また、保証期間やメンテナンスプランも、メーカーや販売店によって異なります。特に保証期間は、メンテナンスが無償になるのか、有償になるのかを左右するため、契約前に確認しておきましょう。
企業向けの費用
企業が蓄電池を導入する際は、事業規模や用途に応じた特別な費用が発生する場合があります。
考えられる費用は、以下の通りです。
- 大規模な電力システムへの統合費用
- 特定の業務要件に合わせたカスタマイズ費用
- 複雑な申請手続きに関連する費用
また、企業の電力消費パターンを分析し、最適なシステムを構築するためのコンサルティング費用が発生する場合もあります。
蓄電池導入の価格を抑えるポイント
蓄電池導入の価格を抑えるポイントは、以下の4つです。
- 複数の販売店から相見積もりを取る
- 年式の古い製品を選ぶ
- 太陽光発電を同時に導入する
- 補助金を活用する
ここでは、蓄電池導入の価格を抑えるポイントを詳しく解説します。
複数の販売店で相見積もりを取る
蓄電池を導入する際は、複数の販売店から見積もりを取るべきです。
同じ製品でも、販売店によっては価格設定や工事費用、アフターサービスの内容が異なる場合があります。複数の見積もりを取って比較検討すれば、費用対効果の高い提案を選べるだけでなく、適正価格で導入できる可能性が高まります。
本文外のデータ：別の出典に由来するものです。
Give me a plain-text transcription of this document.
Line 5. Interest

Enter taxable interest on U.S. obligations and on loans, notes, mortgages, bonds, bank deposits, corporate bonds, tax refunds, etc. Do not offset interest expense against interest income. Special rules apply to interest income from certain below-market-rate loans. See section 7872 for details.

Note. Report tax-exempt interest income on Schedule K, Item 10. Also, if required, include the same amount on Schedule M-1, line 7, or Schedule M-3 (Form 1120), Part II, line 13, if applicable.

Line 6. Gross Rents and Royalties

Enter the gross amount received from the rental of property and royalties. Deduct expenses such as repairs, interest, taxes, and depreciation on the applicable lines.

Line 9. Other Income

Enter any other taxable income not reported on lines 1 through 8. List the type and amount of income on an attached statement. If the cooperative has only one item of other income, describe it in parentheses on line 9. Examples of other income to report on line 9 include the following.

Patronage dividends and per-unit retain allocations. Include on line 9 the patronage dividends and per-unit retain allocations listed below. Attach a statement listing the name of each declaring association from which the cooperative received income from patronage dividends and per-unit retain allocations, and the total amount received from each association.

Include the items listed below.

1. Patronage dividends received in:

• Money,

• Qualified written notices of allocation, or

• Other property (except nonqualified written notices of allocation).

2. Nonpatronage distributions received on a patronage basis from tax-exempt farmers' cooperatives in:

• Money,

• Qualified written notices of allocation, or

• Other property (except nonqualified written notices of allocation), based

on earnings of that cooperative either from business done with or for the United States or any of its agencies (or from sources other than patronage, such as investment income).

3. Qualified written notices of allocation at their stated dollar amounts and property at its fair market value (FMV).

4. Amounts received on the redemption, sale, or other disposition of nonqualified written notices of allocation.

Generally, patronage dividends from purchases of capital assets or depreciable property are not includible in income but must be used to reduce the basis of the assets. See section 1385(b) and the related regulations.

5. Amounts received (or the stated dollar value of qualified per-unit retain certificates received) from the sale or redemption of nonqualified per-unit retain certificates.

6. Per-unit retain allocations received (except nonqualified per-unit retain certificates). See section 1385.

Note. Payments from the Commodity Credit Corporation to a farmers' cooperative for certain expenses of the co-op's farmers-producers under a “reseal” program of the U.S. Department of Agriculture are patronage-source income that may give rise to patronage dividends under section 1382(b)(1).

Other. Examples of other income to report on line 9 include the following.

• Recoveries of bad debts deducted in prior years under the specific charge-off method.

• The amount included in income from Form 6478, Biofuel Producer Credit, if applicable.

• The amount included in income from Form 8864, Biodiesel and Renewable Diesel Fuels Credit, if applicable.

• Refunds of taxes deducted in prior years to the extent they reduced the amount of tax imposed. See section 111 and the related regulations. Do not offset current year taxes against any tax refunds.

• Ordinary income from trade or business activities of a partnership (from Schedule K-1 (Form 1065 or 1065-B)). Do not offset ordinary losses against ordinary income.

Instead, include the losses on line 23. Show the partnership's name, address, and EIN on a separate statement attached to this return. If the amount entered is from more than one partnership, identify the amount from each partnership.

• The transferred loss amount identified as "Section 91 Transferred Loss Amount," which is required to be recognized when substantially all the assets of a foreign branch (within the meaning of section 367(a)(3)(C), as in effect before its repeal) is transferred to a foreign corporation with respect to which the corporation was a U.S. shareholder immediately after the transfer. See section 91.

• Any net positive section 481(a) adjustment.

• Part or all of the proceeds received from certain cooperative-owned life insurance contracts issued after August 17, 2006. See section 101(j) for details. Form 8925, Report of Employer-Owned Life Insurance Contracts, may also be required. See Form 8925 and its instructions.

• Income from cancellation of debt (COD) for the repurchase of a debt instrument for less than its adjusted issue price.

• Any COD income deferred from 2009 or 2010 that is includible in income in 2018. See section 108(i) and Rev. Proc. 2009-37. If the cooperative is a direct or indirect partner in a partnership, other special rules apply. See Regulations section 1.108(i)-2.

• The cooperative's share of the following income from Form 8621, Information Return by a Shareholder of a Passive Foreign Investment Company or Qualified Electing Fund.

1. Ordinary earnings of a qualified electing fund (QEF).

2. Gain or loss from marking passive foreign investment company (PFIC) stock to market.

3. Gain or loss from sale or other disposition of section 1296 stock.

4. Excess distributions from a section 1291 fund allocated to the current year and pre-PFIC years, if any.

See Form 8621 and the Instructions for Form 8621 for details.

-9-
蓄電池導入の価格を抑えたいなら、複数の販売で相見積もりを取りましょう。
年式の古い製品を選ぶ
最新モデルにこだわる必要がない場合、年式の古い製品を選ぶと、蓄電池の導入費用を抑えられます。
型落ち品や旧モデルは、新製品が発表されるタイミングで価格が引き下げられる傾向があるため、安価で購入できる可能性が高まります。
ただし、最新モデルと比較すると、エネルギー変換効率や充放電サイクル回数などの性能面で劣るかもしれません。しかし、年式が経過しすぎていない製品であれば、基本機能や安全性能は十分に実用レベルを保っています。
そのため、購入時は日常の使用状況や停電時の備えとして、どの性能が必要かを具体的に見極めましょう。
太陽光発電を同時に導入する
太陽光発電システムと蓄電池の同時導入は、単体でそれぞれを導入するよりも、費用面で多くのメリットをもたらす可能性があります。
販売店や施工業者は、太陽光発電と蓄電池のセット導入に対して割引プランを設定しているケースも珍しくありません。設置工事に関しても、配線工事や基礎工事などを一元的に行えるため、個別で依頼するよりもトータルの工事費用を削減できるでしょう。
さらに、太陽光発電で発電した電力を蓄電池に貯め、家庭内で消費する自家消費率を高めれば、電力会社から購入する電力量を大幅に削減できます。
これにより、日々の電気代を抑えられるほか、導入費用の回収を早められます。
補助金を活用する
蓄電池導入の費用を大幅に軽減したい場合は、国や地方自治体が提供する補助金制度を活用しましょう。
これらの制度は再生可能エネルギーの普及を促進するため、蓄電池の購入や設置に対して費用の一部を補助してくれます。
蓄電池の導入時に活用できる可能性のある補助金は、以下の通りです。
- DR家庭用蓄電池事業:1申請あたり最大60万円
- 子育てグリーン住宅支援事業:1戸あたり64,000円(定額)
その他、地方自治体が実施する補助金制度があり、場合によっては併用も可能です。
ただし、補助金の内容は、年度や地域によって異なります。最新情報は各制度の公式Webサイトや、販売店・設置業者に確認・相談することをおすすめします。
また、手続きには、書類の準備や期間が必要です。情報収集を計画的に行い、要件を満たしているか事前に確認しましょう。
まとめ
蓄電池の価格相場は、低下傾向にあります。
価格の安い今だからこそ、蓄電池の導入は、電気代の節約や災害時のバックアップ、ピークシフトなど、多くのメリットを得られる状況といっても過言ではありません。
価格を決定する要素を理解し、本体価格や設置費用、メンテナンス費用を考慮した上で、ニーズに合った蓄電池を選びましょう。
また、導入費用を抑えるには、複数の販売店から相見積もりを取り、年式の古い製品を選ぶ、太陽光発電と同時に導入する、そして補助金を活用するなどのポイントが有効です。